An allegory of the mystery of human life. IMAGE/ Marten van Cleve/WIKIMEDIA COMMONS.
By SPECIAL CORRESPONDENT
newshub@eyewitness.africa
Exploring the origins of life on Earth is one of science’s greatest pursuits, and it’s an experimental journey that leads down two prominent paths. Known as “bottom-up” and “top-down,” these paths represent how scientists attempt to answer the all-important question: how are we here?
The bottom-up approach looks at the conditions of prebiotic (or pre-life) Earth—around 4.28 billion to 3.77 billion years ago—and tries to understand how life formed from the raw materials present in the distant past.
In contrast, Popular Mechanics say the top-down method looks at modern animals and tries to trace their evolutionary biology to life’s early days. Although both paths have their only unique twists, turns, and illuminations, neither is wholly capable of explaining life’s origins. But what if those two distinct paths suddenly merged back together?

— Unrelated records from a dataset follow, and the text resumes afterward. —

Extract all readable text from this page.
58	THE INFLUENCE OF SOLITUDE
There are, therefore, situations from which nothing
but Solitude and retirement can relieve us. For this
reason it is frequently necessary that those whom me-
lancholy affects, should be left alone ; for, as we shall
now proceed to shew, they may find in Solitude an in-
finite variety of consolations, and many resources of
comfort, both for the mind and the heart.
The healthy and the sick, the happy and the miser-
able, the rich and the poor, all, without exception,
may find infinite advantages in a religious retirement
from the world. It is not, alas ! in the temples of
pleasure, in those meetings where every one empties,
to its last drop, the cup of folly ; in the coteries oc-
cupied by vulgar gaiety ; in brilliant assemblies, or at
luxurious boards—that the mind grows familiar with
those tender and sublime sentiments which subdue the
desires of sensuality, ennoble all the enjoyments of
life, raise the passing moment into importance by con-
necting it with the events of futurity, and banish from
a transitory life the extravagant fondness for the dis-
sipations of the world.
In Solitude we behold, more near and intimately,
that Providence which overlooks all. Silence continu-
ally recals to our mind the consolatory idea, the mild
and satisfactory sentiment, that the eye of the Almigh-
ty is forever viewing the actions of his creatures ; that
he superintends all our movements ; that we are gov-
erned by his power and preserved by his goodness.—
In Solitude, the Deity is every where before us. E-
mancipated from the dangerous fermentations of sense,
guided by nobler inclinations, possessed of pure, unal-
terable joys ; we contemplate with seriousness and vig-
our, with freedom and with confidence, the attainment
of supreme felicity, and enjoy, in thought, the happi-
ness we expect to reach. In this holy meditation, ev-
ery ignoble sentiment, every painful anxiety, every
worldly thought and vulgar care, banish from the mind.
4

New research from scientists at Oberlin College and NASA’s Jet Propulsion Laboratory (JPL), published this week in the Proceedings of the National Academy of Sciences, says that electron transport chains (ETC) could be the connective tissue between these bottom-up and top-down approaches.
INFOGRAPHIC/PNAS
“The most basic features of biology, that organisms are made of cells, that they pass genetic information through DNA, that they use protein enzymes to run their metabolism, all emerged through specific processes in very early evolutionary history,” Aaron Goldman, Associate Professor of Biology at Oberlin College and study co-author, says in a press statement.
Goldman adds, “Understanding how these most basic biological systems first took shape will … give us greater insight into how life works at the most fundamental level.”
All life uses a type of ETC, which is a metabolic system that produces usable forms of energy. Humans, cats, dogs, and all other animals contain mitochondria that produces energy from our heterotrophic (food-consuming) metabolism.
Plants, on the other hand, are autotrophic due to their sunlight-munching superpowers, but they still use a similar form of ETC. Even extremophiles, including those that live near hydrothermal vents, also use fascinatingly distinctive forms of ETC.
Signatures of early evolution across different types of chemiosmotic energy conservation. Electron flow is shown as blue arrows. Likely ancestry from the LUCA is reflected by either direct phylogenetic evidence or the number of different LUCA proteome studies (out of eight total) that predict a component of the complex to be descended from the LUCA (SI Appendix) (38, 64). Protein cofactors that are potential relics of prebiotic mineral catalysis (65) or ribozyme catalysts (66) are highlighted in green and purple, respectively. Homology across different ETC components is indicated by a dashed line. Electron carrier proteins that are components of ETC complexes such as cytochrome B are not shown. INFOGRAPHIC/PNAS
Goldman and the rest of the research team discovered that these electron transport chains could also have been “facilitated by minerals and early Earth ocean water,” according to the press release.
This basically means that the energy-transporting processes that make life possible likely predated life itself, which provides a bridge between the inert materials of early Earth and the living organisms that evolved from that initially lifeless landscape.
Although exploring these ancient ETC processes will require a multi-disciplinary approach, it’s also incredibly useful for finding life elsewhere (scientists from NASA were involved with the study after all). The better we can paint a picture of life’s origins on Earth, scientists can then search for those same ingredients on other worlds.
But back on this planet, scientists have built a connective bridge between the two paths of exploring life’s origins. Who knows what we’ll find when we walk across it.